After lunch and fellowship with 2 of my mentors I’ve made my way upstairs to my bed… where I can lay down and devote a few hours to peaceful meditation and reading… I had planned to watch the movie ‘Jeremiah’ (a movie depicting life, as lived by Jeremiah the prophet.) In order to alleviate multiple stressors, I am going to spend time reading the book of Jeremiah… there is a desire to devote my time to God’s word, today, that will not be satiated after it has become night time, or if I am watching a movie… I need the Word straight from the source… raw and uncut. (KJV)
After reading, I’ll probably spend some time meditating and napping. We will all be leaving the house some time after 4 or 5 to go to a function downtown, at a church. The function will involve, positive interactions with children.

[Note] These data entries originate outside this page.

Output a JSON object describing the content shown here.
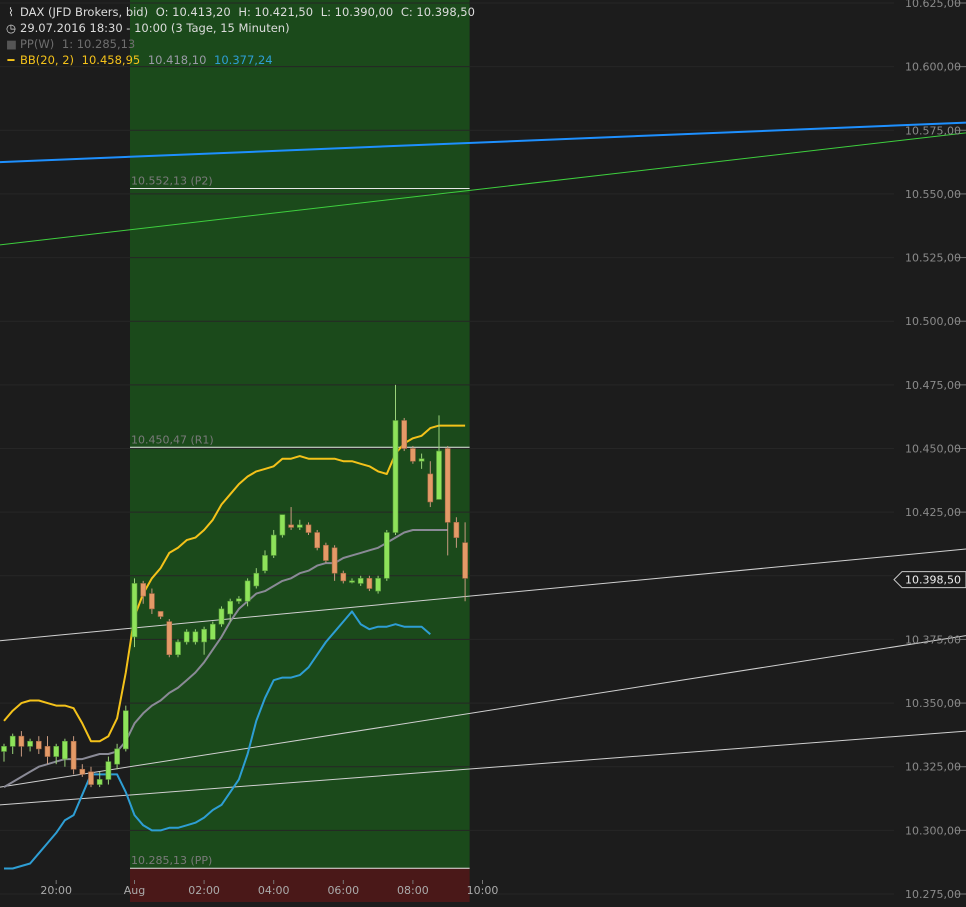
{
  "header": {
    "title": "DAX (JFD Brokers, bid)",
    "ohlc": [
      "O: 10.413,20",
      "H: 10.421,50",
      "L: 10.390,00",
      "C: 10.398,50"
    ],
    "period": "29.07.2016 18:30 - 10:00 (3 Tage, 15 Minuten)",
    "pp_label": "PP(W)",
    "pp_value": "1: 10.285,13",
    "bb_label": "BB(20, 2)",
    "bb_upper": "10.458,95",
    "bb_mid": "10.418,10",
    "bb_lower": "10.377,24"
  },
  "colors": {
    "background": "#1c1c1c",
    "session_shade": "#1b4a1b",
    "up_candle": "#8ee35a",
    "down_candle": "#e49a67",
    "bb_upper": "#f4c21a",
    "bb_mid": "#8a8a96",
    "bb_lower": "#2e9ed4",
    "trend_blue": "#1e90ff",
    "trend_green": "#3ecf3e",
    "support_lines": "#d0d0d0",
    "pivot_lines": "#e6e6e6",
    "pp_band": "#4a1818"
  },
  "chart_data": {
    "type": "candlestick",
    "yaxis": {
      "ylim": [
        10275,
        10625
      ],
      "ticks": [
        "10.625,00",
        "10.600,00",
        "10.575,00",
        "10.550,00",
        "10.525,00",
        "10.500,00",
        "10.475,00",
        "10.450,00",
        "10.425,00",
        "10.400,00",
        "10.375,00",
        "10.350,00",
        "10.325,00",
        "10.300,00",
        "10.275,00"
      ],
      "tick_values": [
        10625,
        10600,
        10575,
        10550,
        10525,
        10500,
        10475,
        10450,
        10425,
        10400,
        10375,
        10350,
        10325,
        10300,
        10275
      ],
      "last_price_label": "10.398,50",
      "last_price": 10398.5
    },
    "xaxis": {
      "tick_labels": [
        "20:00",
        "Aug",
        "02:00",
        "04:00",
        "06:00",
        "08:00",
        "10:00"
      ],
      "tick_bars": [
        6,
        15,
        23,
        31,
        39,
        47,
        55
      ]
    },
    "pivots": [
      {
        "label": "10.552,13 (P2)",
        "value": 10552.13
      },
      {
        "label": "10.450,47 (R1)",
        "value": 10450.47
      },
      {
        "label": "10.285,13 (PP)",
        "value": 10285.13
      }
    ],
    "session_start_bar": 15,
    "candles": [
      {
        "o": 10331,
        "h": 10334,
        "l": 10327,
        "c": 10333
      },
      {
        "o": 10333,
        "h": 10338,
        "l": 10330,
        "c": 10337
      },
      {
        "o": 10337,
        "h": 10339,
        "l": 10329,
        "c": 10333
      },
      {
        "o": 10333,
        "h": 10336,
        "l": 10331,
        "c": 10335
      },
      {
        "o": 10335,
        "h": 10337,
        "l": 10330,
        "c": 10332
      },
      {
        "o": 10333,
        "h": 10337,
        "l": 10326,
        "c": 10329
      },
      {
        "o": 10329,
        "h": 10334,
        "l": 10326,
        "c": 10333
      },
      {
        "o": 10328,
        "h": 10336,
        "l": 10325,
        "c": 10335
      },
      {
        "o": 10335,
        "h": 10337,
        "l": 10322,
        "c": 10324
      },
      {
        "o": 10324,
        "h": 10326,
        "l": 10321,
        "c": 10322
      },
      {
        "o": 10323,
        "h": 10325,
        "l": 10317,
        "c": 10318
      },
      {
        "o": 10318,
        "h": 10323,
        "l": 10317,
        "c": 10320
      },
      {
        "o": 10320,
        "h": 10329,
        "l": 10318,
        "c": 10327
      },
      {
        "o": 10326,
        "h": 10334,
        "l": 10324,
        "c": 10332
      },
      {
        "o": 10332,
        "h": 10349,
        "l": 10331,
        "c": 10347
      },
      {
        "o": 10376,
        "h": 10399,
        "l": 10372,
        "c": 10397
      },
      {
        "o": 10397,
        "h": 10398,
        "l": 10389,
        "c": 10392
      },
      {
        "o": 10393,
        "h": 10395,
        "l": 10385,
        "c": 10387
      },
      {
        "o": 10386,
        "h": 10386,
        "l": 10383,
        "c": 10384
      },
      {
        "o": 10382,
        "h": 10383,
        "l": 10368,
        "c": 10369
      },
      {
        "o": 10369,
        "h": 10375,
        "l": 10368,
        "c": 10374
      },
      {
        "o": 10374,
        "h": 10379,
        "l": 10373,
        "c": 10378
      },
      {
        "o": 10374,
        "h": 10379,
        "l": 10373,
        "c": 10378
      },
      {
        "o": 10374,
        "h": 10380,
        "l": 10369,
        "c": 10379
      },
      {
        "o": 10375,
        "h": 10382,
        "l": 10375,
        "c": 10381
      },
      {
        "o": 10381,
        "h": 10388,
        "l": 10380,
        "c": 10387
      },
      {
        "o": 10385,
        "h": 10391,
        "l": 10382,
        "c": 10390
      },
      {
        "o": 10390,
        "h": 10392,
        "l": 10389,
        "c": 10391
      },
      {
        "o": 10390,
        "h": 10399,
        "l": 10388,
        "c": 10398
      },
      {
        "o": 10396,
        "h": 10403,
        "l": 10395,
        "c": 10401
      },
      {
        "o": 10402,
        "h": 10410,
        "l": 10401,
        "c": 10408
      },
      {
        "o": 10408,
        "h": 10418,
        "l": 10407,
        "c": 10416
      },
      {
        "o": 10416,
        "h": 10424,
        "l": 10415,
        "c": 10424
      },
      {
        "o": 10420,
        "h": 10427,
        "l": 10418,
        "c": 10419
      },
      {
        "o": 10419,
        "h": 10422,
        "l": 10418,
        "c": 10420
      },
      {
        "o": 10420,
        "h": 10421,
        "l": 10416,
        "c": 10417
      },
      {
        "o": 10417,
        "h": 10418,
        "l": 10410,
        "c": 10411
      },
      {
        "o": 10412,
        "h": 10413,
        "l": 10405,
        "c": 10406
      },
      {
        "o": 10411,
        "h": 10412,
        "l": 10398,
        "c": 10401
      },
      {
        "o": 10401,
        "h": 10402,
        "l": 10397,
        "c": 10398
      },
      {
        "o": 10398,
        "h": 10399,
        "l": 10397,
        "c": 10398
      },
      {
        "o": 10397,
        "h": 10400,
        "l": 10396,
        "c": 10399
      },
      {
        "o": 10399,
        "h": 10400,
        "l": 10394,
        "c": 10395
      },
      {
        "o": 10394,
        "h": 10400,
        "l": 10393,
        "c": 10399
      },
      {
        "o": 10399,
        "h": 10418,
        "l": 10398,
        "c": 10417
      },
      {
        "o": 10417,
        "h": 10475,
        "l": 10416,
        "c": 10461
      },
      {
        "o": 10461,
        "h": 10462,
        "l": 10449,
        "c": 10450
      },
      {
        "o": 10450,
        "h": 10451,
        "l": 10444,
        "c": 10445
      },
      {
        "o": 10445,
        "h": 10448,
        "l": 10442,
        "c": 10446
      },
      {
        "o": 10440,
        "h": 10445,
        "l": 10427,
        "c": 10429
      },
      {
        "o": 10430,
        "h": 10463,
        "l": 10430,
        "c": 10449
      },
      {
        "o": 10450,
        "h": 10451,
        "l": 10408,
        "c": 10421
      },
      {
        "o": 10421,
        "h": 10423,
        "l": 10411,
        "c": 10415
      },
      {
        "o": 10413,
        "h": 10421,
        "l": 10390,
        "c": 10399
      }
    ],
    "series": [
      {
        "name": "BB(20, 2)",
        "part": "upper",
        "values": [
          10343,
          10347,
          10350,
          10351,
          10351,
          10350,
          10349,
          10349,
          10348,
          10342,
          10335,
          10335,
          10337,
          10344,
          10362,
          10384,
          10393,
          10399,
          10403,
          10409,
          10411,
          10414,
          10415,
          10418,
          10422,
          10428,
          10432,
          10436,
          10439,
          10441,
          10442,
          10443,
          10446,
          10446,
          10447,
          10446,
          10446,
          10446,
          10446,
          10445,
          10445,
          10444,
          10443,
          10441,
          10440,
          10448,
          10452,
          10454,
          10455,
          10458,
          10459,
          10459,
          10459,
          10459
        ]
      },
      {
        "name": "BB(20, 2)",
        "part": "mid",
        "values": [
          10317,
          10319,
          10321,
          10323,
          10325,
          10326,
          10327,
          10328,
          10328,
          10328,
          10329,
          10330,
          10330,
          10331,
          10335,
          10342,
          10346,
          10349,
          10351,
          10354,
          10356,
          10359,
          10362,
          10366,
          10371,
          10376,
          10382,
          10387,
          10390,
          10393,
          10394,
          10396,
          10398,
          10399,
          10401,
          10402,
          10404,
          10405,
          10405,
          10407,
          10408,
          10409,
          10410,
          10411,
          10413,
          10415,
          10417,
          10418,
          10418,
          10418,
          10418,
          10418
        ]
      },
      {
        "name": "BB(20, 2)",
        "part": "lower",
        "values": [
          10285,
          10285,
          10286,
          10287,
          10291,
          10295,
          10299,
          10304,
          10306,
          10314,
          10322,
          10322,
          10322,
          10322,
          10315,
          10306,
          10302,
          10300,
          10300,
          10301,
          10301,
          10302,
          10303,
          10305,
          10308,
          10310,
          10315,
          10320,
          10330,
          10343,
          10352,
          10359,
          10360,
          10360,
          10361,
          10364,
          10369,
          10374,
          10378,
          10382,
          10386,
          10381,
          10379,
          10380,
          10380,
          10381,
          10380,
          10380,
          10380,
          10377
        ]
      }
    ]
  }
}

Occasionally I will ‘ lift my head’ from what becomes a rhythm in routine, and I will ask myself ‘hey, are you sure about this?’ and I will almost second-guess the decisions I’ve been making, and either be contented and satisfied, or upset and disappointed… this evening I did make a compromise and the inevitable crap that came along with the decision I’ve made is also present… Christ is king, nonetheless, today was still a great day, and though at times I may be, seemingly, well-nourished… it’s important that i understand I am not… some days include me writing ‘this’ and I put ‘this’ commitment over a lot of things… but there’s nothing keeping me from writing speeches and sermons. God will bless me in that area as long as I am pursuing a sanctified life.